韓国基督教総連合会(韓基総=CCK)のホン・ジェチョル代表会長が12日に辞任を表明したことを受け、次期代表会長選出のための候補者登録が行なわれたが、16日正午の締め切りまでに登録したのは、汝矣島(ヨイド)純福音教会のイ・ヨンフン主任牧師のみだった。これにより、特別な異議などが出ない限り、イ・ヨンフン氏が次期代表会長に選出される見込だ。選出されれば、ホン・ジェチョル氏の残りの任期約1年5カ月にわたってCCKを導くことになる。
一方、韓国のキリスト教界では、イ・ヨンフン氏による新体制が誕生した場合、CCKおよび他団体との連合事業にどのような影響を与えるかが焦点となっている。特に、CCKから脱退した教団を中心に組織される韓国教会連合(韓教連=CCIK)との統合にどのような影響を与えるかが感心を集めている。
イ・ヨンフン氏は温厚な人柄の持ち主として知られており、韓教連との関係改善には期待が大きいという。特に韓教連側はこれまで、CCKとの統合に向けた話し合いに積極的ではなかった理由として、ホン・ジェチョル氏へ対する不信感があることを明らかにしていた。ホン・ジェチョル氏退任後に劇的な統合の可能性もあるのではないかという期待がある。
ヨイド純福音教会はこれまで、昨年5月の総会では、CCKと韓教連の統合がなされることを前提に、CCK脱退を保留し韓教連に加盟することを決定。今年5月の総会では、CCKと韓教連が10月までに統合しなければCCKを脱退するなど、比較的CCK・韓教連の両者をくんだ立場を取ってきた。しかし、CCK・韓教連間の溝は依然として深く、統合は容易ではないとする見方も多い。

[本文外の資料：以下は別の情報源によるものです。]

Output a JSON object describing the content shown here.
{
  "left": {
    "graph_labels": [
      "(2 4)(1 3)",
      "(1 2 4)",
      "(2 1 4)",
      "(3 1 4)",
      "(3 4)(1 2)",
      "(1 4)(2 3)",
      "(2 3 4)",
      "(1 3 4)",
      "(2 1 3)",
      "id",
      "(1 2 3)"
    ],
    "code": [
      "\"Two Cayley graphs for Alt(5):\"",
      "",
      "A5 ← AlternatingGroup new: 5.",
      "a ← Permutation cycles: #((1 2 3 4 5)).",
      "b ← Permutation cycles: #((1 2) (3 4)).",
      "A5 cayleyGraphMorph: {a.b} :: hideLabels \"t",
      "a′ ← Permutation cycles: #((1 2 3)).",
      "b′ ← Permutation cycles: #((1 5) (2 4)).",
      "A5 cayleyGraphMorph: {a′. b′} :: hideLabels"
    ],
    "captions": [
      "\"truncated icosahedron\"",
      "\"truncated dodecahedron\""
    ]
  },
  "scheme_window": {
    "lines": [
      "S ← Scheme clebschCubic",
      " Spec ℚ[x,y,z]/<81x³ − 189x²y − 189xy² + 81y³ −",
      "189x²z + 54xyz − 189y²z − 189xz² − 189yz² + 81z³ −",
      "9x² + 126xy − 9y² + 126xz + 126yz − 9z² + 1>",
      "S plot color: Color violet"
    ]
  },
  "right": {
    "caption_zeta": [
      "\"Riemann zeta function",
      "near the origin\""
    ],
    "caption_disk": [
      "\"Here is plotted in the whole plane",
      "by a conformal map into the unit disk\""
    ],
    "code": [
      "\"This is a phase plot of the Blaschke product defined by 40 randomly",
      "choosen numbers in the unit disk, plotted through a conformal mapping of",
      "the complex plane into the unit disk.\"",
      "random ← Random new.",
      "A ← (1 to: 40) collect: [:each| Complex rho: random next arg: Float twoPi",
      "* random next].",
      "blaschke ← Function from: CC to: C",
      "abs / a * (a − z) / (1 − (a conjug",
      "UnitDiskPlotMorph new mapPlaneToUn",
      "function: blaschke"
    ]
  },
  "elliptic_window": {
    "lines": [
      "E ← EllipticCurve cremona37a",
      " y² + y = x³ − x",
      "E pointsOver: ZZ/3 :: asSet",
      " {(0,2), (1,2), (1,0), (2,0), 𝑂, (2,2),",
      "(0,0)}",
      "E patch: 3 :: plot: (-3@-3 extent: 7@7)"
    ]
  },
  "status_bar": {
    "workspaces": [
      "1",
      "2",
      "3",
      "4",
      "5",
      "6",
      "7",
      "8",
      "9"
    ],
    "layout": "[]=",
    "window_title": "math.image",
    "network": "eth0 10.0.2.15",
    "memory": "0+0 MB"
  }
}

一方、イ・ヨンフン氏は、韓国基督教教会協議会(NCCK)での会長経験もあり、保守派からの視線は厳しいことも考えられる。特に、昨年の世界教会協議会(WCC)釜山総会を巡っては、韓国内の保守・進歩間の対立が先鋭化し、CCKは定款に「WCCを支持したり、支持する個人や団体は会員になることができない」と記載までした。イ・ヨンフン氏は、WCC釜山総会の準備委員会常任副委員長を務めていた。そのため、候補者資格審査の段階でこうした経歴が指摘される可能性もある。一方、歴代CCK代表会長の中で、NCCK会長も経験しているのはチェ・ソンギュ牧師(仁川純福音教会)のみだ。
イ・ヨンフン氏はこの他、韓国世界宣教協議会(KWMA)会長や韓中キリスト教交流協会常任代表なども務め、宣教に対する強い情熱を持っていることで知られている。そのため、内部の混乱によってもたらされたCCKの悪いイメージを払拭し、宣教とリバイバルのために注力することができるのではないかとする期待もある。
現在61歳というイ・ヨンフン氏の年齢については、期待と懸念の両方がある。CCKの代表会長は通常、教団の代表を務めた60代半ばから後半の牧師が務めることが多く、イ・ヨンフン氏が今回代表会長に選出されれば、歴代最年少となる。これは、CCKを刷新し、若い世代の参加を促すことになる可能性がある一方、他団体との連合事業においては、指導性を発揮するために障害となる可能性もある。
また、ヨイド純福音教会というメガチャーチの主任牧師であるという点も利点と欠点の両面がある。豊富な人的・物質的資源をもとに、様々な事業を展開できるが、逆に自身の教会の奉仕で忙しく、CCK代表会長としてどの程度まで時間を割けるのか不安視する声もある。
一方、次期代表会長選に伴い18日に予定されていた記者会見は28日に延期され、20日に予定されていた公聴会は、単独候補による選出になっため選挙管理規定に基づきキャンセルされた。